My cousin Myron, the fiery headed math-whiz and overall hot-tempered eccentric went to ground about 6 months ago. We’d speak on the phone once or twice a week about this and that. He was keeping his fingers crossed that Sarah Palin might run, and he would relate in some detail how much fun he would have if the ditz did. When I asked him what he was doing, he would only say he was working on a kit.
We finally got together at a Deli on Queens Blvd. that specializes in lean corned beef. Neither Myron nor I are providing location details yet. When Myron said kit, I had pictured a model sailboat, or motorized airplane or perhaps even a harpsichord, but Myron, being Myron, had instead built a Cray supercomputer —most useful for running huge computer codes in fields as arcane as fluid dynamics or climate prediction. Sure enough, Myron had decided to become a climate scientist and to do more than just speculate on the consequences of global warming.
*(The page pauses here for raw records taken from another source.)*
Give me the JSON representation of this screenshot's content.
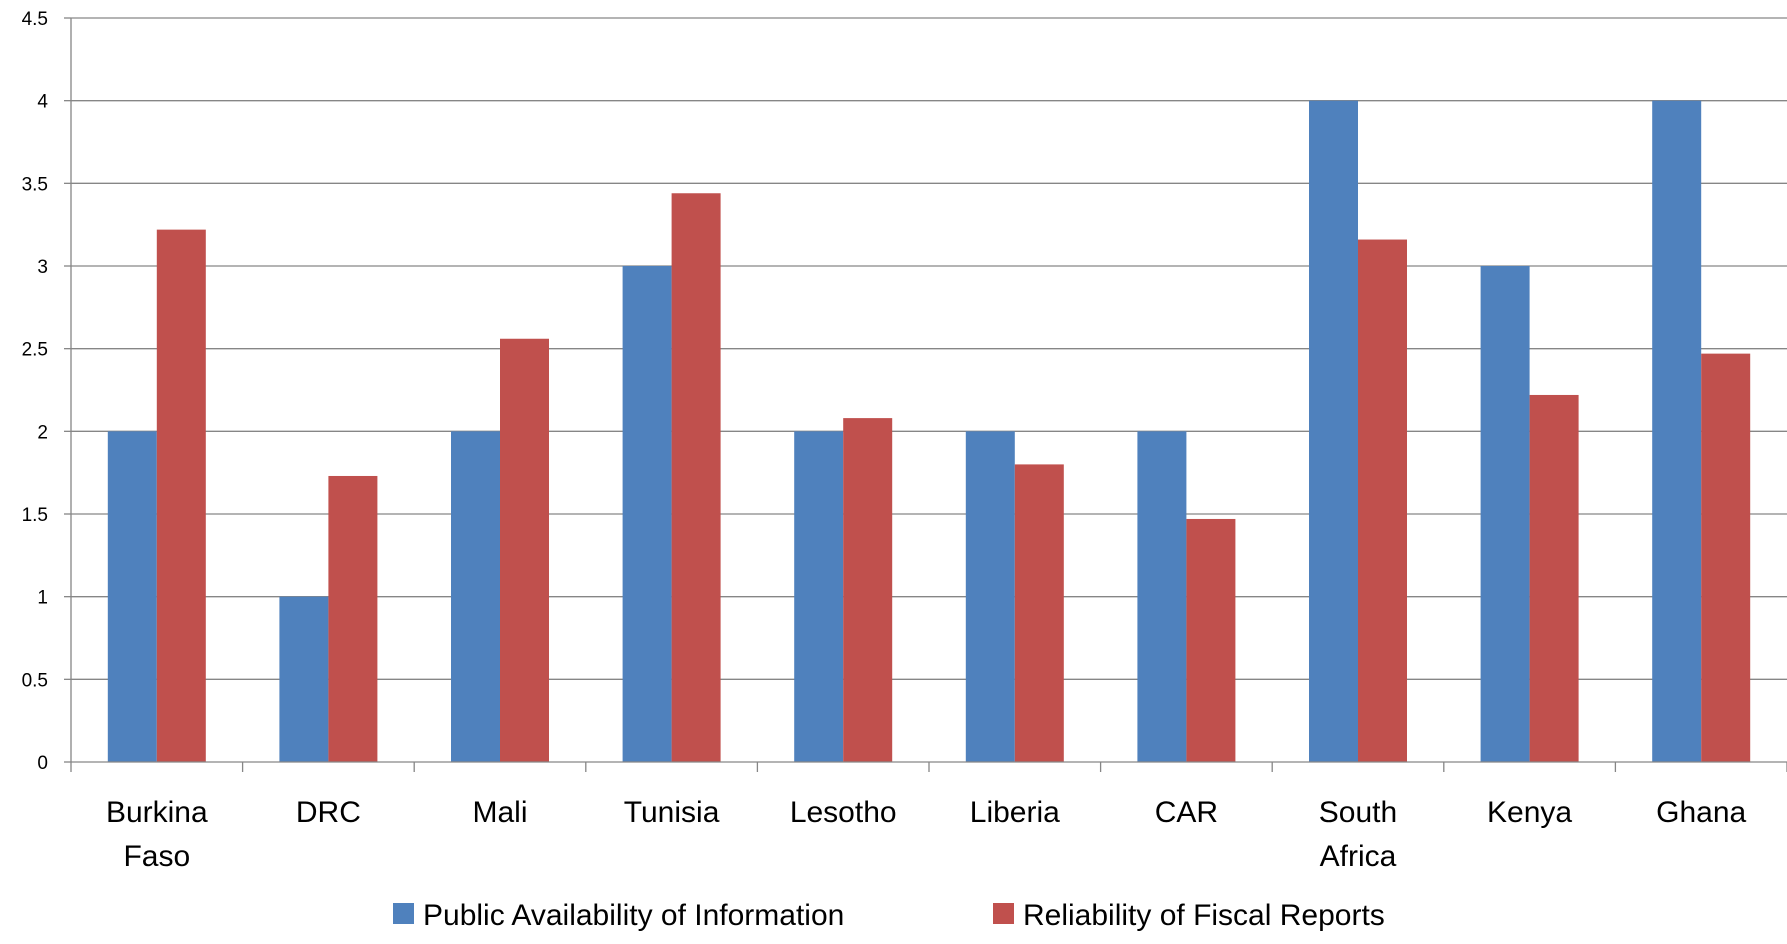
{
  "chart_data": {
    "type": "bar",
    "title": "",
    "xlabel": "",
    "ylabel": "",
    "ylim": [
      0,
      4.5
    ],
    "yticks": [
      "0",
      "0.5",
      "1",
      "1.5",
      "2",
      "2.5",
      "3",
      "3.5",
      "4",
      "4.5"
    ],
    "grid": true,
    "legend_position": "bottom",
    "categories": [
      [
        "Burkina",
        "Faso"
      ],
      [
        "DRC"
      ],
      [
        "Mali"
      ],
      [
        "Tunisia"
      ],
      [
        "Lesotho"
      ],
      [
        "Liberia"
      ],
      [
        "CAR"
      ],
      [
        "South",
        "Africa"
      ],
      [
        "Kenya"
      ],
      [
        "Ghana"
      ]
    ],
    "series": [
      {
        "name": "Public Availability of Information",
        "color": "#4F81BD",
        "values": [
          2,
          1,
          2,
          3,
          2,
          2,
          2,
          4,
          3,
          4
        ]
      },
      {
        "name": "Reliability of Fiscal Reports",
        "color": "#C0504D",
        "values": [
          3.22,
          1.73,
          2.56,
          3.44,
          2.08,
          1.8,
          1.47,
          3.16,
          2.22,
          2.47
        ]
      }
    ]
  }
}
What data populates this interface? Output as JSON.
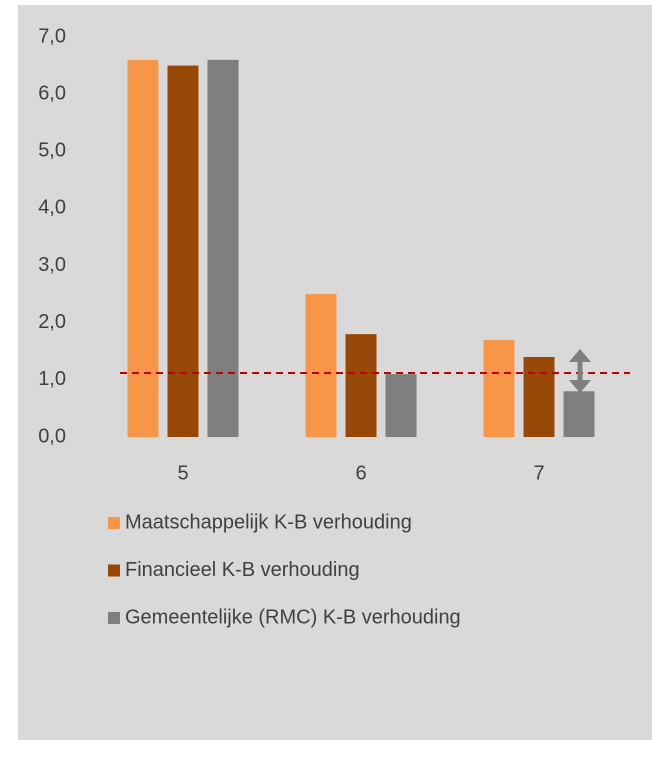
{
  "chart_data": {
    "type": "bar",
    "categories": [
      "5",
      "6",
      "7"
    ],
    "series": [
      {
        "name": "Maatschappelijk K-B verhouding",
        "color": "#f79646",
        "values": [
          6.6,
          2.5,
          1.7
        ]
      },
      {
        "name": "Financieel K-B verhouding",
        "color": "#974806",
        "values": [
          6.5,
          1.8,
          1.4
        ]
      },
      {
        "name": "Gemeentelijke (RMC) K-B verhouding",
        "color": "#7f7f7f",
        "values": [
          6.6,
          1.1,
          0.8
        ]
      }
    ],
    "ylim": [
      0,
      7
    ],
    "yticks": [
      {
        "value": 0,
        "label": "0,0"
      },
      {
        "value": 1,
        "label": "1,0"
      },
      {
        "value": 2,
        "label": "2,0"
      },
      {
        "value": 3,
        "label": "3,0"
      },
      {
        "value": 4,
        "label": "4,0"
      },
      {
        "value": 5,
        "label": "5,0"
      },
      {
        "value": 6,
        "label": "6,0"
      },
      {
        "value": 7,
        "label": "7,0"
      }
    ],
    "grid": false,
    "reference_line": {
      "value": 1.12,
      "color": "#c00000"
    },
    "legend": "bottom"
  }
}
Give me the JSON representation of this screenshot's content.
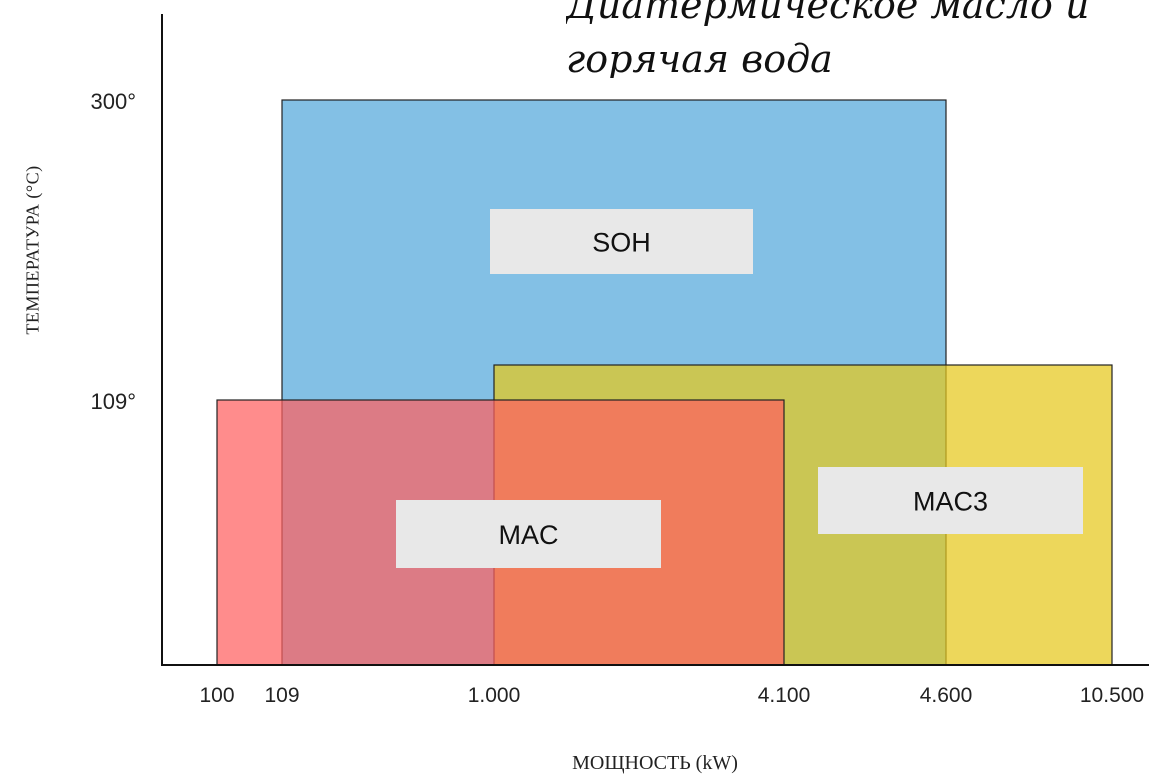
{
  "chart_data": {
    "type": "range-area",
    "title": "Диатермическое масло и горячая вода",
    "xlabel": "МОЩНОСТЬ (kW)",
    "ylabel": "ТЕМПЕРАТУРА (°C)",
    "x_ticks": [
      "100",
      "109",
      "1.000",
      "4.100",
      "4.600",
      "10.500"
    ],
    "y_ticks": [
      "300°",
      "109°"
    ],
    "series": [
      {
        "name": "SOH",
        "x_range": [
          "109",
          "4.600"
        ],
        "y_max": 300,
        "color": "#72b7e1"
      },
      {
        "name": "MAC3",
        "x_range": [
          "1.000",
          "10.500"
        ],
        "y_max": 120,
        "color": "#e6c81c"
      },
      {
        "name": "MAC",
        "x_range": [
          "100",
          "4.100"
        ],
        "y_max": 109,
        "color": "#ff5f5f"
      }
    ],
    "label_box_color": "#e8e8e8"
  }
}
For the next hour or so, Myron lectured on budgets (of momentum, heat and moisture), on something that sounded like scale separation, and on turbulence—a field so difficult it had brought Werner Heisenberg, he of the uncertainly principle, to his knees. Frankly, I hadn’t seen Myron this excited since he discovered a pattern in the post-positions of the winning ponies at Roosevelt Raceway and went on to make a very large amount of money. Myron has not only gotten the Cray up and running, he’s written a complex computer code and started to get tentative results.
“So how is Mother Earth making out?” I asked half jokingly.
“You know how manned space flight has basically ended this year with the retirement of the space shuttle?” he asked.
“Yes,” I responded.
“Real bad timing,” he said, reaching over for my half- eaten potato knish. “Very, very, very bad timing.”